A malocclusion is usually treated with dental braces. The orthodontist takes panoramic X-rays, conducts visual examinations, and takes bite impressions of the whole mouth before deciding on the best course of treatment. If a malocclusion is obviously caused by overcrowding, the orthodontist may decide an extraction is the only way to create enough space for the realignment. However, in the case of an underbite, crossbite or overbite, there are several different orthodontic appliances available, such as:
  • Fixed multibracket braces – This type of dental braces consists of brackets cemented to each tooth, and an archwire that connects each one.

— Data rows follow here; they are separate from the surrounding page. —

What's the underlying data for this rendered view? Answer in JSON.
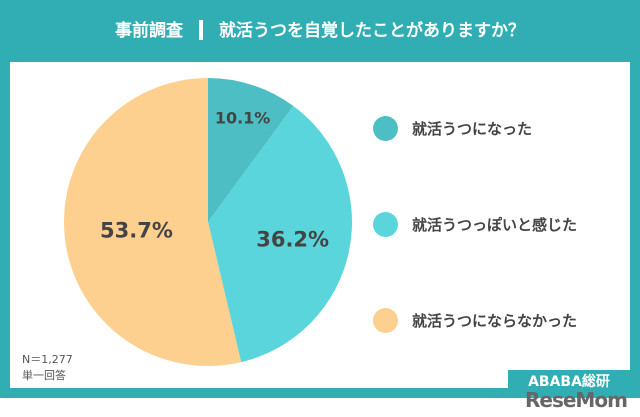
{
  "header": {
    "survey": "事前調査",
    "question": "就活うつを自覚したことがありますか？"
  },
  "chart_data": {
    "type": "pie",
    "title": "就活うつを自覚したことがありますか？",
    "labels": [
      "就活うつになった",
      "就活うつっぽいと感じた",
      "就活うつにならなかった"
    ],
    "values": [
      10.1,
      36.2,
      53.7
    ],
    "value_labels": [
      "10.1%",
      "36.2%",
      "53.7%"
    ],
    "colors": [
      "#4dbfc4",
      "#5ad5db",
      "#fdd08f"
    ],
    "legend": "right"
  },
  "notes": {
    "n": "N＝1,277",
    "type": "単一回答"
  },
  "brand": {
    "logo": "ABABA総研",
    "watermark": "ReseMom"
  }
}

The orthodontist adjusts or changes the wire on a regular basis to train the teeth into proper alignment
  • Removable devices – There are many non-fixed dental braces available to treat a malocclusion. Retainers, headgear, and palate expanders are amongst the most common. Retainers are generally used to hold the teeth in the correct position while the jawbone grows properly around them
  • Invisalign® – These dental aligners are removable and invisible to the naked eye. Invisalign® works similarly to fixed dental braces but does not impact the aesthetics of the smile

What Should I Do If I Have Bad Breath?

Bad breath (halitosis) can be an unpleasant and embarrassing condition. Many of us may not realize that we have bad breath, but everyone has it from time to time, especially in the morning.

There are various causes that attribute to bad breath, but in healthy people, the major source is microbial deposits on the tongue. Some studies have shown that simply brushing the tongue reduced bad breath by as much as 70 percent.

What causes bad breath?
  • Morning time – Saliva flow almost stops during sleep, reducing its cleaning power and allowing bacteria to grow, which results in bad breath
  • Certain foods – Garlic, onions, etc. Foods containing odor-causing compounds enter the bloodstream; they are transferred to the lungs, where they are exhaled
  • Poor oral hygiene habits – Food particles remaining in the mouth promote bacterial growth
  • Periodontal (gum) disease – Colonies of bacteria and food debris residing under inflamed gums
  • Dental cavities and improperly fitted dental appliances – May also contribute to bad breath
  • Dry mouth (Xerostomia) – May be caused by certain medications, salivary gland problems, or continuous mouth breathing
  • Tobacco products – Dry the mouth, causing bad breath
  • Dieting – Certain chemicals called ketones are released in the breath as the body burns fat
  • Dehydration, hunger, and missed meals – Drinking water and chewing food increases saliva flow and washes bacteria away
  • Certain medical conditions and illnesses – Diabetes, liver and kidney problems, chronic sinus infections, bronchitis, and pneumonia are several conditions that may contribute to bad breath
Keeping a record of what you eat may help identify the cause of bad breath. Also, review your current medications, recent surgeries, or illnesses with your dentist.

What can I do to prevent bad breath?
  • Practice good oral hygiene – Brush at least twice a day with an ADA approved fluoride toothpaste and toothbrush. Floss daily to remove food debris and plaque from in between the teeth and under the gumline. Brush or use a tongue scraper to clean the tongue and reach the back areas. Replace your toothbrush every 2 to 3 months. If you wear dentures or removable bridges, clean them thoroughly and place them back in your mouth in the morning
  • See your dentist regularly – Get a check-up and cleaning at least twice a year. If you have or have had periodontal disease, your dentist will recommend more frequent visits
  • Stop smoking/chewing tobacco – Ask your dentist what they recommend to help break the habit
  • Drink water frequently – Water will help keep your mouth moist and wash away bacteria
  • Use mouthwash/rinses – Some over-the-counter products only provide a temporary solution to mask unpleasant mouth odor. Ask your dentist about antiseptic rinses that not only alleviate bad breath but also kill the germs that cause the problem
In most cases, your dentist can treat the cause of bad breath. If it is determined that your mouth is healthy and bad breath remains persistent, your dentist may refer you to your physician to determine the cause of the odor and an appropriate treatment plan.